Supplementary Material

01

Acknowledgments

The authors thank Jon Christenson and Lars Couture for image processing, Betsy Thomas, RN, for scheduling and assistance with obtaining scans, Thomas Zeffiro, MD, PhD, of Harvard University School of Medicine for image interpretation, Britt Gott, MS, for editing and formatting the text, and Sudha Patel, MD, for her assistance with clinical assessments. This study was funded by Bristol-Myers Squibb by an investigator-initiated, industry-sponsored (CRC) grant. Bristol-Myers Squibb did not have any involvement in data collection, analysis, interpretation, or any editorial involvement. Forest Pharmaceuticals provided cost-free escitalopram (Lexapro ) for this study.

Footnotes

Financial disclosures

CRC is on the speaker’s bureau for Pfizer Pharmaceuticals, Merck, and Bristol-Myers Squibb.
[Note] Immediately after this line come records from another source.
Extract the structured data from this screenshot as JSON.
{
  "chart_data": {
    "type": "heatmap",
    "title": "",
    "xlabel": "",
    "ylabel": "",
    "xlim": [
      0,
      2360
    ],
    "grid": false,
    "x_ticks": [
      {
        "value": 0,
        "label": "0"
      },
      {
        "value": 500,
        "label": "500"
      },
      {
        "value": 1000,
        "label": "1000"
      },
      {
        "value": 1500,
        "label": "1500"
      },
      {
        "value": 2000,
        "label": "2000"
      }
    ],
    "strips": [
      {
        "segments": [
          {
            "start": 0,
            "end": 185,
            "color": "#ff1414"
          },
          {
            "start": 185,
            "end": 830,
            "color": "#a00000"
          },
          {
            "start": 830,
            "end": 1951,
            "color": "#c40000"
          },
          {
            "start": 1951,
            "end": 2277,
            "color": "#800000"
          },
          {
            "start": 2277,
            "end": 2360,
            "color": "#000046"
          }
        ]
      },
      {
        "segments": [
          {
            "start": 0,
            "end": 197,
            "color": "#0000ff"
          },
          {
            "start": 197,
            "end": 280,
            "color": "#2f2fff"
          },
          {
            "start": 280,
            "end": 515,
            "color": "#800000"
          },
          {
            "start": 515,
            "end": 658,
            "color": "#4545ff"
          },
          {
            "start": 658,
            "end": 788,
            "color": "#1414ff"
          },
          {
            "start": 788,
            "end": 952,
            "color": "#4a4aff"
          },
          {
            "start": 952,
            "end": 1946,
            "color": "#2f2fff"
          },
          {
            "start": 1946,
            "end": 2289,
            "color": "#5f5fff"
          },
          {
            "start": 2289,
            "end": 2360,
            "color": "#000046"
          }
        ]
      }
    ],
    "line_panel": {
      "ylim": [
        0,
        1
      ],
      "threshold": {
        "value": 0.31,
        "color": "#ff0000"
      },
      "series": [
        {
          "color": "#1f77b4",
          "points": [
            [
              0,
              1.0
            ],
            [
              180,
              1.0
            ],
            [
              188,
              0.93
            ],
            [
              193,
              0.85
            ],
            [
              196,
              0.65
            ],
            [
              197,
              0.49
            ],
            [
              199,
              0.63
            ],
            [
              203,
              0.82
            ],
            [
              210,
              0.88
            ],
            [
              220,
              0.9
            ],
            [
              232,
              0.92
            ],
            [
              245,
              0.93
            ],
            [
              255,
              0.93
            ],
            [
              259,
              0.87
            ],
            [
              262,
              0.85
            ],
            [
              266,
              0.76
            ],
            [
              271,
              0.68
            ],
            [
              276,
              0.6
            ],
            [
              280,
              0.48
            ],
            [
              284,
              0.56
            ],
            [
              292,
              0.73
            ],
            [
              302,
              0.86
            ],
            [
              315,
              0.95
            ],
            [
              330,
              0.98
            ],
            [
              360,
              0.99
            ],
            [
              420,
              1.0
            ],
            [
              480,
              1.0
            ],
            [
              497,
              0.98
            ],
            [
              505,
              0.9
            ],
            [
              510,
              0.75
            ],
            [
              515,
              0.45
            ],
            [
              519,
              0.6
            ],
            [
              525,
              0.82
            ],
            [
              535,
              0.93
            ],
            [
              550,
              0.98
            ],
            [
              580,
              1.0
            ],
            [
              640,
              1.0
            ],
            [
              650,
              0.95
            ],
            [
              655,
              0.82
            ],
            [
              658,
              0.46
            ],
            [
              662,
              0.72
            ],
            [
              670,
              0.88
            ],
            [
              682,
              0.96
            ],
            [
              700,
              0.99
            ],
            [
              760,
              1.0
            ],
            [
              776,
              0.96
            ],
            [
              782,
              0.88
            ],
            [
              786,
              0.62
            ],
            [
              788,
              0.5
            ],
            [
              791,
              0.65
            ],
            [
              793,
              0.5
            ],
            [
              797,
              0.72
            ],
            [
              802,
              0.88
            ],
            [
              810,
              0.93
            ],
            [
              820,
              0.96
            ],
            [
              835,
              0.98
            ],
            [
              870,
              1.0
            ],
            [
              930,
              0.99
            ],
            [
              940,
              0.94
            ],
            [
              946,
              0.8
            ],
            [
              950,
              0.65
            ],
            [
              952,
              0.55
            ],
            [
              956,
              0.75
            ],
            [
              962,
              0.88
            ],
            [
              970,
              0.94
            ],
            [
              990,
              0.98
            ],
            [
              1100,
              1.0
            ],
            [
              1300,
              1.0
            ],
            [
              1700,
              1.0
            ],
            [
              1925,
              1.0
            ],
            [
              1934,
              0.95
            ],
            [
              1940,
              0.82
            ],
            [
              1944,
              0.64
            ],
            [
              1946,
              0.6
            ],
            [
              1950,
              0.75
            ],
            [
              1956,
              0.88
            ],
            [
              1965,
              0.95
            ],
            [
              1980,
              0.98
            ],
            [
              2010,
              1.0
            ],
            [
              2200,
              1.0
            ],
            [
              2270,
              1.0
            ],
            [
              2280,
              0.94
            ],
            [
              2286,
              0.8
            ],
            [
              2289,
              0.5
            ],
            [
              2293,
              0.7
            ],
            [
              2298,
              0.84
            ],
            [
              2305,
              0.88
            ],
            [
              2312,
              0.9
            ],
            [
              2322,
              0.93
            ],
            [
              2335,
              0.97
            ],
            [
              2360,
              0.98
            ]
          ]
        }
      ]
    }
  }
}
CRC is currently supported by funding from the National Institute of Mental Health K08 award (1K08MH078156) and YIS K24 award (9K24MH07951006). MAM is an employee of Avid Radiopharmaceuticals. YIS has received honoraria for speaking through Eli Lilly and Co. and has served as a consultant for Bristol-Myers Squibb. JEM has received honoraria for advisory and speaking with Avid Radiopharmaceuticals/Eli Lilly and Co. JTC, PC, MAG, DCP, JLP, MEC, and SG all have no financial relationships to disclose.